These developments have led to considerable research efforts focused on ways to integrate ML solutions into next generation video coding schemes. Tools based on both CNNs and DNNs with fully connected layers are increasingly being deployed in various newly proposed video compression approaches (8-14).
The increasing demand for video distribution at better qualities and higher resolutions is constantly generating a need for even more efficient video compression. One of the biggest efforts in this field has been related to the development of the next-generation Versatile Video Coding (VVC) standard (15). VVC is a successor to the current state-of-the-art High Efficiency Video Coding (HEVC) standard (16) and aims at providing up to 50% reductions in bitrate for the same objective and subjective video quality. While investigating how to improve such video compression tools by using ML, it has become evident that the main drawback of the application of DNNs is the sheer complexity of their various forms. Moreover, DNN solutions shouldn’t be blindly applied to production and distribution applications. Their methods of manipulating input data need to be properly explained and understood, to mitigate potential unexpected outcomes. By making DNNs transparent, it gives an opportunity to build up trust with these methods as we can see what is happening in the network.

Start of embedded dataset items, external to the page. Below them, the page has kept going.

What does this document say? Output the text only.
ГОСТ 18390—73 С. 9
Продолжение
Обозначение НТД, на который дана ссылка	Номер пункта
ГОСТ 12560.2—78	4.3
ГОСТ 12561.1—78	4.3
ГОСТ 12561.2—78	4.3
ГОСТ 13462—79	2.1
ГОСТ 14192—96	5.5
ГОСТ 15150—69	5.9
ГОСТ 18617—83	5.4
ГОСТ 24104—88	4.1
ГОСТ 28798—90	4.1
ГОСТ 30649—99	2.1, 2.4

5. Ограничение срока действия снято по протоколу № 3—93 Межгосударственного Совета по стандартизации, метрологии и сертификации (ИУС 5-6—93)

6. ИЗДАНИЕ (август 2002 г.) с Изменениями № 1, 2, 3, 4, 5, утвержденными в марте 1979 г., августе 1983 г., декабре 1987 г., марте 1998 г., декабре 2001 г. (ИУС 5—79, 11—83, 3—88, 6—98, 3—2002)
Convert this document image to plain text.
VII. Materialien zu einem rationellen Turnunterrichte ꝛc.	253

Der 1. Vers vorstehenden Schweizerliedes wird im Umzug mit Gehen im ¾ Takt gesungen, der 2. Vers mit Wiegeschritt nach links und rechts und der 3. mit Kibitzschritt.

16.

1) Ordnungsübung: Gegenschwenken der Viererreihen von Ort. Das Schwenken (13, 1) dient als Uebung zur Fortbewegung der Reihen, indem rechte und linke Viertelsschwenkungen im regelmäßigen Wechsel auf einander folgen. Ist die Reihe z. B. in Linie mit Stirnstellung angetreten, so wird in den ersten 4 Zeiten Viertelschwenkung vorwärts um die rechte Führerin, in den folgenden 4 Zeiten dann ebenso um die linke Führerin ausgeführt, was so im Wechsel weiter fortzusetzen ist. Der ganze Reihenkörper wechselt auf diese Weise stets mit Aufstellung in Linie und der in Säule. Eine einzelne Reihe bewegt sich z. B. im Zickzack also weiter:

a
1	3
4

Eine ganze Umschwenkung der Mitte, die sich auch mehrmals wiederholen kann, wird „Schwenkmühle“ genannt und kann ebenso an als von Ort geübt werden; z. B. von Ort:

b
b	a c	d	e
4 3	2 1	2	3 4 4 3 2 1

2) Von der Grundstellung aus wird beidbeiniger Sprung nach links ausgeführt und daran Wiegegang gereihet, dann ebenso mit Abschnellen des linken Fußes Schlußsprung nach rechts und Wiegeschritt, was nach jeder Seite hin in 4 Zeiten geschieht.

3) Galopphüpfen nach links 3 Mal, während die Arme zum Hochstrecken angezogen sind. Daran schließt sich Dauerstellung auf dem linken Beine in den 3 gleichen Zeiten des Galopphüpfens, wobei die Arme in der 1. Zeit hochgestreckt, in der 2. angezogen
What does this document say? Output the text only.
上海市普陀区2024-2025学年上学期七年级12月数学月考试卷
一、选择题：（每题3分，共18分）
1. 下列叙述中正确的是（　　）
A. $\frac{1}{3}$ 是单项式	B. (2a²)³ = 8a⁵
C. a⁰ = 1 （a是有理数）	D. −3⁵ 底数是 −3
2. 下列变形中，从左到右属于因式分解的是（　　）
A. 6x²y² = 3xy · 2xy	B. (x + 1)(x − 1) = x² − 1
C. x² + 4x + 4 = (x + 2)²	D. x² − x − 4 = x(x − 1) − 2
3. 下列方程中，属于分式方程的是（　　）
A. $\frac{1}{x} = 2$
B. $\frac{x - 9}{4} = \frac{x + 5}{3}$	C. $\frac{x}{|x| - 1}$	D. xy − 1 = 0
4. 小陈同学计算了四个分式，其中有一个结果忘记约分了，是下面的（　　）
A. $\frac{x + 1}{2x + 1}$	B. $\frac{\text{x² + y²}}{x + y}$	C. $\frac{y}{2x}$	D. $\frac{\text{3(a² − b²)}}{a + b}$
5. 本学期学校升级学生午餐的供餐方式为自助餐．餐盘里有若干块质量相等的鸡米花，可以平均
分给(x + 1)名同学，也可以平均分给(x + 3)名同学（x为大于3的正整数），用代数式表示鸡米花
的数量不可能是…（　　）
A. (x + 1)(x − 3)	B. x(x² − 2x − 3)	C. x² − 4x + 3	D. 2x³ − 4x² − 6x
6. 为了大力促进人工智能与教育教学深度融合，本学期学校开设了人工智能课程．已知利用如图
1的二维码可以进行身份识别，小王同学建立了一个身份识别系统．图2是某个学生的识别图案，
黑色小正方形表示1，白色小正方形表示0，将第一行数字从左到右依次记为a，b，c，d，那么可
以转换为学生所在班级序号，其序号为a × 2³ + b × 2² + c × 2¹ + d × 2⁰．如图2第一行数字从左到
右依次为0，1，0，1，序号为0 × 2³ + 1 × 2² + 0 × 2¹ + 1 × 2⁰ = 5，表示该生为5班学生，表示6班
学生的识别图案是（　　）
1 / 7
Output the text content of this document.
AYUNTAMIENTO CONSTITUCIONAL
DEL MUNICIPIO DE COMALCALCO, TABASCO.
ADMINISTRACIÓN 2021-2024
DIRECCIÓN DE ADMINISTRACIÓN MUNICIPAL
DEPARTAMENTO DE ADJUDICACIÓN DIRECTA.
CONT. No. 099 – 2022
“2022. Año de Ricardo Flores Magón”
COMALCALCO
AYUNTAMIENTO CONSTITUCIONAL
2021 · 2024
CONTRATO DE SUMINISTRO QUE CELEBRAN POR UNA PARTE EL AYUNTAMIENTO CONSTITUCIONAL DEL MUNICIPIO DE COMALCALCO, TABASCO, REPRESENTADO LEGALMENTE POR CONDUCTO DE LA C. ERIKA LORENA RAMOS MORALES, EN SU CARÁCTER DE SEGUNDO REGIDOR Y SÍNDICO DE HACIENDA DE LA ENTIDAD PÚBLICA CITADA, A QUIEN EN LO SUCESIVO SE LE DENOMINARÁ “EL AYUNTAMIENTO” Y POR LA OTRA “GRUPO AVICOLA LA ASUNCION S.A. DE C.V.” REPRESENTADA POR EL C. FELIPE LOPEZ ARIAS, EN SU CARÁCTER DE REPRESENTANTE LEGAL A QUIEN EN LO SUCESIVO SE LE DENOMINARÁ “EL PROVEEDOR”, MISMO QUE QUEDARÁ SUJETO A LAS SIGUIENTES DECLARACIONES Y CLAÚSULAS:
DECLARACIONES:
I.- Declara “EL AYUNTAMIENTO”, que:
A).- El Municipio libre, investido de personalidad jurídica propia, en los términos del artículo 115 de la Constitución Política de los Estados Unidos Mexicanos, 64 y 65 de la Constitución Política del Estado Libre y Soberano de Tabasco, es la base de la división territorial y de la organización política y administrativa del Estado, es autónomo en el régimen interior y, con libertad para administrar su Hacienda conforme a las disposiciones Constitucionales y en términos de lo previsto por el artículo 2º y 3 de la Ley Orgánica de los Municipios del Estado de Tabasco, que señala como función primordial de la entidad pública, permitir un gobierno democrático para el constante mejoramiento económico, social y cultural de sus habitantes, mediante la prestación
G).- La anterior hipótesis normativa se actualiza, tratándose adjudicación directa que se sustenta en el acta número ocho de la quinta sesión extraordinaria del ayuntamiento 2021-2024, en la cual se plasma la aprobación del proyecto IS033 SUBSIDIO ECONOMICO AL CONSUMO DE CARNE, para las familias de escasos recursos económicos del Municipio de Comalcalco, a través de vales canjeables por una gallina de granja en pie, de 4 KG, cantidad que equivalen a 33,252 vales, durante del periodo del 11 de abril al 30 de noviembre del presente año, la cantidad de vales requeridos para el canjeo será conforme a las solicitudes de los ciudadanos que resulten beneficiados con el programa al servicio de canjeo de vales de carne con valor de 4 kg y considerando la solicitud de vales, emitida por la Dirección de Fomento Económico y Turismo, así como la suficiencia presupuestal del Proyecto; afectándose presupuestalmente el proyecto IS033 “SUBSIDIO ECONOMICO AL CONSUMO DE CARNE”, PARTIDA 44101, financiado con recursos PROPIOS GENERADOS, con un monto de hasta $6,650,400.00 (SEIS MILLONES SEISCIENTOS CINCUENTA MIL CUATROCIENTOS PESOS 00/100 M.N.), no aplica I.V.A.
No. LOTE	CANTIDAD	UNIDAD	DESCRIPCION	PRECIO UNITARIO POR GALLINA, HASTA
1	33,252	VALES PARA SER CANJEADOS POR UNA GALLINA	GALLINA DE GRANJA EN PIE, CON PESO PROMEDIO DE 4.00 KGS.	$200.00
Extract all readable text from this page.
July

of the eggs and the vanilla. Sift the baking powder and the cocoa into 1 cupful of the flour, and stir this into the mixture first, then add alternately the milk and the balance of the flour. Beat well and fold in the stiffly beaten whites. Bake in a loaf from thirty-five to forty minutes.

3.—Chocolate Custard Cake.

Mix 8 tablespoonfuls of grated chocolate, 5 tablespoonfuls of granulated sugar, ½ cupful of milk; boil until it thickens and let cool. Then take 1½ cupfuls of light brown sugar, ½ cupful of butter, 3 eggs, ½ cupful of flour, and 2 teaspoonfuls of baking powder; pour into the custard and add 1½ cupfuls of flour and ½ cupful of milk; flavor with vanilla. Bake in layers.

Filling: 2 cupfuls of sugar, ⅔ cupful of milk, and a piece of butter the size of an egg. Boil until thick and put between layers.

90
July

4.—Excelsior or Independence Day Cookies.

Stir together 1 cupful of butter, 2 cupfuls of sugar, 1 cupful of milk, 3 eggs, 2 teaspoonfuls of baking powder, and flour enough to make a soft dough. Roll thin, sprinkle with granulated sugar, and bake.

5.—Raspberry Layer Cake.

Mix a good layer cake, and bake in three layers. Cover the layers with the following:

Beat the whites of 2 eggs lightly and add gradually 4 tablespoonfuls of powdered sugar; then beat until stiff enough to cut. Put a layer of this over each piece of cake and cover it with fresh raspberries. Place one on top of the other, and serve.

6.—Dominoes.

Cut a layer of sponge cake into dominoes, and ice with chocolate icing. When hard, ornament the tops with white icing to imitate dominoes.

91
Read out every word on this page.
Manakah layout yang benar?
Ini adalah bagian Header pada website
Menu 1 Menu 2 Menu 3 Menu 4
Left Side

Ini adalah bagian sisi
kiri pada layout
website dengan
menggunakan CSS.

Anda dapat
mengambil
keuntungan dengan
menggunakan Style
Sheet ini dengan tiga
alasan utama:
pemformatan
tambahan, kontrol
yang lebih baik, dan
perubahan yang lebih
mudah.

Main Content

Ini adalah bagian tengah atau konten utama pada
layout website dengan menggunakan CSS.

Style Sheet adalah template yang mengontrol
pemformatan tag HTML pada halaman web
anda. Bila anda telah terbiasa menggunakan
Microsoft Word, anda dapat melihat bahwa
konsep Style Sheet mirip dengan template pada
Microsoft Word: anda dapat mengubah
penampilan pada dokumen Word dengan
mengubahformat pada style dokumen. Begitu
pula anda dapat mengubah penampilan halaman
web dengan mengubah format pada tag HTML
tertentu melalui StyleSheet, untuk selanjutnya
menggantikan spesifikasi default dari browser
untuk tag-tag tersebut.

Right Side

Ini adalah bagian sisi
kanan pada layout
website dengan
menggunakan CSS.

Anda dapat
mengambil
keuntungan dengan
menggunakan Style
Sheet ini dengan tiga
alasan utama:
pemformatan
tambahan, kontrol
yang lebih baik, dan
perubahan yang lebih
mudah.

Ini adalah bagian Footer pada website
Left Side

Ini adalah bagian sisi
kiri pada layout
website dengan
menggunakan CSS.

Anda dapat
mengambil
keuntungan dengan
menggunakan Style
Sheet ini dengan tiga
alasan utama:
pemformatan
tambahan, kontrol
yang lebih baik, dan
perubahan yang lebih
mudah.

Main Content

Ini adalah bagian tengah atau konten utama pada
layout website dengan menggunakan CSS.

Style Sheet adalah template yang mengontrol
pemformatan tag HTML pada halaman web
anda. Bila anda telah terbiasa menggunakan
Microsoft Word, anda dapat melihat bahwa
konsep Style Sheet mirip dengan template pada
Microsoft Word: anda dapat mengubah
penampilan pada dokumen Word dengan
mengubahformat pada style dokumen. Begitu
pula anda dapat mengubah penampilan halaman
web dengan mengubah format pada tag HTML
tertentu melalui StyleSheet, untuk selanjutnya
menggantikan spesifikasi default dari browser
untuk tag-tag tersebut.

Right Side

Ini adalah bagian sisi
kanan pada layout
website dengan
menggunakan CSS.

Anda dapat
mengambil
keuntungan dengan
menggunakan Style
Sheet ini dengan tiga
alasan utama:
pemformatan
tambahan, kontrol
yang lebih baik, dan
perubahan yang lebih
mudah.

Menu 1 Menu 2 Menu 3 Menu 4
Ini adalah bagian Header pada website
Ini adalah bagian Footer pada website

To successfully design DNNs for practical applications, we are therefore researching how to address the complexity and transparency issues of DNNs. The approaches presented in this paper utilise specific forms of DNN interpretability which assist in the design of simplified ML video processing tools. As a result, the proposed methods present low complexity learned tools that retain the coding performance of non-interpreted ML techniques for video coding. Furthermore, the methods are transparent and allow instant verification of obtained outputs. With the demonstrated approaches, we have developed and confirmed principles that can serve as guidelines for future proposed ML implementations in video processing.